RAGROOM, PIONEER MILL, CRANE & CO.

The two girls in the foreground are sorting shirt cuttings. Those beyond are cutting them into suitable sizes preparatory to boiling.


CHAPTER FOUR
THE CONSTITUENTS OF PAPER

The technique of paper-making varies greatly in accordance with each particular product. In fact, so wide is the range of paper products, that the different branches of paper-making severally require knowledge so special that an artisan in one branch might be as useless in another as if it were an entirely different industry. The coating of paper, for example, is an absolutely different trade from that of paper-making.

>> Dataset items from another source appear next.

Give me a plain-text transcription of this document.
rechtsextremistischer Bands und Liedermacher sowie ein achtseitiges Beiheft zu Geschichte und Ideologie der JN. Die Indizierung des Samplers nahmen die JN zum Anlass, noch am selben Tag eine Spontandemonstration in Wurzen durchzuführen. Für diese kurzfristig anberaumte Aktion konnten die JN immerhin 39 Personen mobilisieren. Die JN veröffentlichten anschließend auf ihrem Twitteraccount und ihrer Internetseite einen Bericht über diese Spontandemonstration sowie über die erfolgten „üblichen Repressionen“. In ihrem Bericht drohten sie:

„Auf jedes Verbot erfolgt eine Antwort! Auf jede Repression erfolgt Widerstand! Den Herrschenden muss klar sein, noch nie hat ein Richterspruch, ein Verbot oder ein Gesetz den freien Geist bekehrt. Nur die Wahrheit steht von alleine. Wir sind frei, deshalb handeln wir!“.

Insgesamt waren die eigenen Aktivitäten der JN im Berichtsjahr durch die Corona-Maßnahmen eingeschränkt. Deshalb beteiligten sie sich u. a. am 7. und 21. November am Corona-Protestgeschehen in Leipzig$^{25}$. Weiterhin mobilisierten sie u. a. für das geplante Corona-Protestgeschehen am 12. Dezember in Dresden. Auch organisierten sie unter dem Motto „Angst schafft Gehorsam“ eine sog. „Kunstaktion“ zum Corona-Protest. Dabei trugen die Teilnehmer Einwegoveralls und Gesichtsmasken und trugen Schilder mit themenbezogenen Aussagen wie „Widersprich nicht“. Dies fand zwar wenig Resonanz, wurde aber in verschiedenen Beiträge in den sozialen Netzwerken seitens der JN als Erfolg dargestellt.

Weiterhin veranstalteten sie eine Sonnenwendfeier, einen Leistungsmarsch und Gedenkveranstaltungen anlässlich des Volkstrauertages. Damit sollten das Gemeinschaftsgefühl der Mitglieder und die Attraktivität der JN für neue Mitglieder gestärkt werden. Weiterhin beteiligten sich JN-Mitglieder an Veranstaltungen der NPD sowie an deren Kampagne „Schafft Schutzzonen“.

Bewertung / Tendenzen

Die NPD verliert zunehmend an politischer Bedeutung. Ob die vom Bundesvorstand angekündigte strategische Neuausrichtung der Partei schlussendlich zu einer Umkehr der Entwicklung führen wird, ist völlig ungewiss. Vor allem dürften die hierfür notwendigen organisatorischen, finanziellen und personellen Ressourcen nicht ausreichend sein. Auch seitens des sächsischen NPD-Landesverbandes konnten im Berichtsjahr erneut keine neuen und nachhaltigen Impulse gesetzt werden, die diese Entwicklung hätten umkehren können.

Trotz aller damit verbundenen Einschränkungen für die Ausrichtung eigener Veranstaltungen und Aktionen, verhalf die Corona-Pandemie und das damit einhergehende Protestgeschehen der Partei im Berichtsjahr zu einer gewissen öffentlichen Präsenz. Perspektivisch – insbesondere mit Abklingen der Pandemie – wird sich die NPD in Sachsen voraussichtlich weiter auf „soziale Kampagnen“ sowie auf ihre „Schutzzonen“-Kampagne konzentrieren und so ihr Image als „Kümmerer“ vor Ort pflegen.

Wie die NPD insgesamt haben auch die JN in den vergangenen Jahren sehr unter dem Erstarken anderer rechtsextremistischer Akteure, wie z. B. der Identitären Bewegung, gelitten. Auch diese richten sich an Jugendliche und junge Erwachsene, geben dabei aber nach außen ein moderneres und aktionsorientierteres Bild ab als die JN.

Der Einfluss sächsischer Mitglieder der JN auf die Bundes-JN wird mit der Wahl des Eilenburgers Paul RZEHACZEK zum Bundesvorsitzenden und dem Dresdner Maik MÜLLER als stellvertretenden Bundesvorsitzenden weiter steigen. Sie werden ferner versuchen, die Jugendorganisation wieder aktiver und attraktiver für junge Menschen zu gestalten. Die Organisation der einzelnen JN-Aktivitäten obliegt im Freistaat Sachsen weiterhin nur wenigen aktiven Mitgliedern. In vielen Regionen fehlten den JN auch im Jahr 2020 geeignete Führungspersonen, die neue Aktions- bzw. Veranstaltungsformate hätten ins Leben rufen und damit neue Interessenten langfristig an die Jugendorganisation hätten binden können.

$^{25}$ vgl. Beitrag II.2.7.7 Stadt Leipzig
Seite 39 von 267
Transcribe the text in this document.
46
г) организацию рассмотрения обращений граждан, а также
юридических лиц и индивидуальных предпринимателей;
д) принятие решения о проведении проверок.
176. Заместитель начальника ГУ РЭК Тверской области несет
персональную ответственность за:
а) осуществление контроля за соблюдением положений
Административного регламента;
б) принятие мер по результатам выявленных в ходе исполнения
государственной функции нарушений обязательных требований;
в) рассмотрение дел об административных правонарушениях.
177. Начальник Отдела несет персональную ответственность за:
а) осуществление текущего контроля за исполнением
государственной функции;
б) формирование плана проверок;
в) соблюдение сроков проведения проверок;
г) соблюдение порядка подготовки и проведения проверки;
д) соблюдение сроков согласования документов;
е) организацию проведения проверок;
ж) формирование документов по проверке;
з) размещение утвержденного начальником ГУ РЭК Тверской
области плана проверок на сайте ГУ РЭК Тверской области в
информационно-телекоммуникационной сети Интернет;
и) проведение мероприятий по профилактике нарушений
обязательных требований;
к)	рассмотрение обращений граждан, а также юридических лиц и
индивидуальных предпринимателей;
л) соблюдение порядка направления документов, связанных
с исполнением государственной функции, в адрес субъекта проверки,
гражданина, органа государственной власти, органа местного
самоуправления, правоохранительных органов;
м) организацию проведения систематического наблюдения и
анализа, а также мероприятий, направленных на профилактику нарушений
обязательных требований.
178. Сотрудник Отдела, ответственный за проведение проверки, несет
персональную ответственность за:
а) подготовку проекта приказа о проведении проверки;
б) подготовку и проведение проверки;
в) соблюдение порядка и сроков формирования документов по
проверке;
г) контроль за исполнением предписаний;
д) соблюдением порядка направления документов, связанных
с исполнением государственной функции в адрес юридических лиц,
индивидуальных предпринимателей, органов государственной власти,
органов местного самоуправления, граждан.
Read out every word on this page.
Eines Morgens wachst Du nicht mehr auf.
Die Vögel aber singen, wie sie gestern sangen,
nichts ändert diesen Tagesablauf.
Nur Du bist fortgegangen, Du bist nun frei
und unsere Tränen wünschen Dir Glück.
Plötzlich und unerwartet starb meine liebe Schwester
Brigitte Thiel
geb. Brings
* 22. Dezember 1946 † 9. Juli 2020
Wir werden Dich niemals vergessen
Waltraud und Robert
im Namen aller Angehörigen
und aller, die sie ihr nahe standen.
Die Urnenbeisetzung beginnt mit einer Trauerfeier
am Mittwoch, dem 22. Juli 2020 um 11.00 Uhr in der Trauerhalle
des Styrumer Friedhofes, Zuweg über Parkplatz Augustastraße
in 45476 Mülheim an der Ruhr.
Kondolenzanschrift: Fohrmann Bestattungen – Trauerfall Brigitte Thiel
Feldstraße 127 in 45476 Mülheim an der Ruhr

This remarkable diversification is entirely the development of a century, and principally the evolution of the past forty years consequent to the discovery of wood cellulose. To-day the products of the paper-mill are no longer confined to the use of pen or press. We ride on car wheels made in part of paper; sit in paper-seated chairs; drink from paper cups; eat from paper plates; use paper napkins; wrap our food in parchment paper; sheath our buildings with paper without, and wall paper or wall board within; keep out the rain with roofing paper if we please. Our shoes, even, contain a paper part, said to be more durable than leather. Millions of packages, mailing-tubes and boxes are made of paper. It is even spun into a kind of yarn and woven into imitation cloth, while a surprising imitation silk necktie is produced from wood-pulp. In electrical engineering, paper as an insulator is almost indispensable.

All these paper commodities, and more, too numerous to mention, require special machinery and treatment. To give an exhaustive treatment of the subject would require volumes, but for the purpose of this book we are principally concerned with printing and writing papers.